Doğduğumuz gün, bize verilmiş ilk ve en somut armağandır: Zaman. Henüz hiçbir şey bilmeyiz;
dünyanın renkleri, kuralları, acıları ve güzellikleri bize tamamen yabancıdır. Bir bebek çığlığıyla
açılır perde; sahnede rolümüzün ne olduğunu bilmeden yerimizi alırız. Zaman ilerledikçe bu
armağan hem değer kazanır hem de eksilir. Takvim yaprakları sessizce düşerken çocukluğun
masumiyetinden gençliğin telaşına, oradan da olgunluğun derin farkındalığına yürürüz. Ama bu ilk
gün, yalnızca yaşamın ham maddesini sunar. Onu işlemezsek, hayat su gibi akıp gider ve bir daha
geri gelmez.
Ve bir gün gelir… Bazen beklenmedik bir kayıpla, bazen içten bir tebessümle, bazen de büyük bir
başarıyla kapımız çalınır. O an, neden yaşadığımızı anlarız. Bu fark ediş kimi zaman bir şimşek gibi
çakar; kimi zaman da yılların sessiz birikimiyle ağır ağır belirir. Bir öğretmenin öğrencisinin
kaderini değiştirdiğini anladığı gün… Bir doktorun kurtardığı bir hastanın gözlerindeki minneti
gördüğü an… Bir sanatçının eserinin bir başkasının yüreğinde gözyaşına dönüştüğü saniye… İşte o
anda hayat, artık yalnızca “günler toplamı” olmaktan çıkar; bir yön, bir hedef, bir sebep kazanır.
İlk gün ile ikinci gün arasında geçen süre, bazen yıllar, bazen onlarca yıl sürebilir. Bu süreç, kim
olduğumuzu, neye değer verdiğimizi, hangi acılara ve sevinçlere bağlandığımızı anlamamız için bir
eğitimdir. Yolculukta savruluruz, yoruluruz, yanlış yollara gireriz, geri döneriz. Ama her sapma, her
durak, anlamın dokusuna işlenir. Çünkü “neden” sorusunun cevabı, çoğu zaman defalarca
sorulmadan ortaya çıkmaz.
Hayatın bu iki günü birbirini tamamlar. İlki, “var olduğunuzu” söyler; ikincisi, “neden var
olduğunuzu.” Biri hediye, diğeri keşiftir. Ve bu iki günü birleştirdiğinizde, attığınız her adım,
verdiğiniz her karar, taşıdığınız her sorumluluk anlamın rengini taşır.

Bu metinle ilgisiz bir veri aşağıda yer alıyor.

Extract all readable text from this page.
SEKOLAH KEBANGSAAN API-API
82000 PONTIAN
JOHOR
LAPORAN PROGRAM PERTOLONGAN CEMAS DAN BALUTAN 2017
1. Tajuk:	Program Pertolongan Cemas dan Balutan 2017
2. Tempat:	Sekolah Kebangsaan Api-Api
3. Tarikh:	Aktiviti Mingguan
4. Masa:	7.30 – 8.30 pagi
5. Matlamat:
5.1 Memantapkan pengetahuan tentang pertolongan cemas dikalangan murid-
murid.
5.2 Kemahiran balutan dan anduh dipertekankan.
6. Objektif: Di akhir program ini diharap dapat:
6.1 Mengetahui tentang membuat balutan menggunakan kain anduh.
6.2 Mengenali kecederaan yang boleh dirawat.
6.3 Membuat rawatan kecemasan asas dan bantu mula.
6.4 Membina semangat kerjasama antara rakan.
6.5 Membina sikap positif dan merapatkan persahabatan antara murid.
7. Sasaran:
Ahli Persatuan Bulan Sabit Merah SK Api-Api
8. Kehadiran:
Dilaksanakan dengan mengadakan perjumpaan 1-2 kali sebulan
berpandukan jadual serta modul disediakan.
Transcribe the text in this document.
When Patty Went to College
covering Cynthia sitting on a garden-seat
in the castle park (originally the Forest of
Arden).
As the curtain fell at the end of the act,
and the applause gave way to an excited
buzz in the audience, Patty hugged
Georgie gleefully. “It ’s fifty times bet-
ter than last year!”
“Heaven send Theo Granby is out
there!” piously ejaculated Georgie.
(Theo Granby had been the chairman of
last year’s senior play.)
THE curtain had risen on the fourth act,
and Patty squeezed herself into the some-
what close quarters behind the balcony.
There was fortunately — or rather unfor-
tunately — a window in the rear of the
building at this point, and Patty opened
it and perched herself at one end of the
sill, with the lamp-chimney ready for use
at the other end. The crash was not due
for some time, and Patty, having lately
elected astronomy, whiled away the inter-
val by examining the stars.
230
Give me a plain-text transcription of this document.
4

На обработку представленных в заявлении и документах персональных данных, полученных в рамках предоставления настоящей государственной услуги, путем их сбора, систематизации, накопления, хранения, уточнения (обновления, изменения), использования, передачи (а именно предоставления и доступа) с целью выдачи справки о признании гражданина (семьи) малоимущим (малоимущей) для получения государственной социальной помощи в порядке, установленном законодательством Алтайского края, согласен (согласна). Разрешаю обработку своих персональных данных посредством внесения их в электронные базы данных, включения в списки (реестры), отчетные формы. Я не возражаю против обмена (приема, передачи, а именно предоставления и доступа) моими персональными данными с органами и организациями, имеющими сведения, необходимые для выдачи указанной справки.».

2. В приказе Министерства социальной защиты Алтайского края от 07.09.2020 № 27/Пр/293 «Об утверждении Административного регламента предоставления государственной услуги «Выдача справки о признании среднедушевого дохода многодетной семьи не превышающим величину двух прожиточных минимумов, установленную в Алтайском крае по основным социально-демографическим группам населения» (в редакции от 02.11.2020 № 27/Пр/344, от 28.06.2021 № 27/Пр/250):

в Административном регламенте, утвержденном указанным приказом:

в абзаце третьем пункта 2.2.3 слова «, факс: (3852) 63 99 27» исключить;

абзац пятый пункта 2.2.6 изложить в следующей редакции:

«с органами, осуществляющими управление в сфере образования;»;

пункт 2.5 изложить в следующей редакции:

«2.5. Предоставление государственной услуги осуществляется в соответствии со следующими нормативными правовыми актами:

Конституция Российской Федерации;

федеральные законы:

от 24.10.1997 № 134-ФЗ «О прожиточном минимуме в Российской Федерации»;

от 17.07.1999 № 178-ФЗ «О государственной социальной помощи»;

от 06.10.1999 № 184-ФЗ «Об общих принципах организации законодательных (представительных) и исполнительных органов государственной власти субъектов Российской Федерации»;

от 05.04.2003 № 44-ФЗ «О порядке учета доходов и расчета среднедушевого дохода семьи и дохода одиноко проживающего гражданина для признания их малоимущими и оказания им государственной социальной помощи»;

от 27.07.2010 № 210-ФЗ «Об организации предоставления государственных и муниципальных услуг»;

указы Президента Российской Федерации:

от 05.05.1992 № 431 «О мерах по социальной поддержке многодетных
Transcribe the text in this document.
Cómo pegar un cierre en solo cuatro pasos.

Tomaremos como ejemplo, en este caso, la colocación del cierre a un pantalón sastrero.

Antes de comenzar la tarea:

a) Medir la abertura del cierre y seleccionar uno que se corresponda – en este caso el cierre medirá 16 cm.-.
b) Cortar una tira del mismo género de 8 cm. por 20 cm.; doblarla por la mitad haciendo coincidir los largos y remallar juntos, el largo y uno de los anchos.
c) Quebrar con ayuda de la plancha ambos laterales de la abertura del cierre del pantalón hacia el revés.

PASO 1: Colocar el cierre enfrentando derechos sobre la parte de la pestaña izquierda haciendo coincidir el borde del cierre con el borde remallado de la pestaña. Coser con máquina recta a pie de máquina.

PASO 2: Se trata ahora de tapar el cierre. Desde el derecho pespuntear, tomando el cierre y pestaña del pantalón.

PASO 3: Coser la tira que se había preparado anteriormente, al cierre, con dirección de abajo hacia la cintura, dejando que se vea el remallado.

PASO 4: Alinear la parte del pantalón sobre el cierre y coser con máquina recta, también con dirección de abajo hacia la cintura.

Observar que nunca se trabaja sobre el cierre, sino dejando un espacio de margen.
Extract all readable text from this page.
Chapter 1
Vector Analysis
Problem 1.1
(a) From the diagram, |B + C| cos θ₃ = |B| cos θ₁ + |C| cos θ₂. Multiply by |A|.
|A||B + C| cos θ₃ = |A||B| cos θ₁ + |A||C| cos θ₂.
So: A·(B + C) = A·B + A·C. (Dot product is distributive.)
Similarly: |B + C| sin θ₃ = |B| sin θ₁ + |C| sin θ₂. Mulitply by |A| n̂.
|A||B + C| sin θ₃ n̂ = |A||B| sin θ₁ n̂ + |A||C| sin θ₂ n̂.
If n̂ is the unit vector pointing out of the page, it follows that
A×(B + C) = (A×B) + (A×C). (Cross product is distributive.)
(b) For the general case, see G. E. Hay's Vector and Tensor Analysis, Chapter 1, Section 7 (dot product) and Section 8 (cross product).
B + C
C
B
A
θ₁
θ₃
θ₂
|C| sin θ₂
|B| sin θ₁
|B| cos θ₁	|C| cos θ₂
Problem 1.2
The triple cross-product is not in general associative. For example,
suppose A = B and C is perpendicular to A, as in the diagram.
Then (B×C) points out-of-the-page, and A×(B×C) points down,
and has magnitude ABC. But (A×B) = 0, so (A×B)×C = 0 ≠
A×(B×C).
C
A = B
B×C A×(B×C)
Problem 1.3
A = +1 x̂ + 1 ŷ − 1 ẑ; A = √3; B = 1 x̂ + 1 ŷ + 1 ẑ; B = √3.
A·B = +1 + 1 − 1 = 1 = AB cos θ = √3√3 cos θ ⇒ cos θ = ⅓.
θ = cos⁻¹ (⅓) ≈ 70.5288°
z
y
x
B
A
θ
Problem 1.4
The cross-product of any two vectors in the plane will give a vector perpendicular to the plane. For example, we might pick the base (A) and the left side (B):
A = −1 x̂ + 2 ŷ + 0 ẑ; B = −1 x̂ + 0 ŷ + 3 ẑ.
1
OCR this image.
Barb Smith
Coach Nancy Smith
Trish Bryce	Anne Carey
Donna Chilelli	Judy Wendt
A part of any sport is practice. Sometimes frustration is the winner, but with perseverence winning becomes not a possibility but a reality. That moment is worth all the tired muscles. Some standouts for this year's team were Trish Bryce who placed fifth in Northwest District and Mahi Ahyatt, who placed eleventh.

Unutmayın ki ilk gün sizin iradenizin dışında gerçekleşir; ama ikinci gün cesaret ister. Kendinize
dürüstçe bakabilme cesareti… Yanlış yönlerde gittiğinizi kabul edip yeniden başlayabilme
cesareti… Anlamı bulduğunuzda, onu savunabilme cesareti… Çünkü “nedeninizi” bilmek, hayatı
kolaylaştırmaz; aksine, sizi artık görmezden gelemeyeceğiniz bir sorumluluğa çağırır.
Hayatın ilk günü bize zamanı, ikinci günü ise yönü verir. İlki şanstır; ikincisi seçim. Ve insan, ancak
bu iki günü bir araya getirdiğinde, kendi hikâyesinin hem yazarı hem kahramanı olur.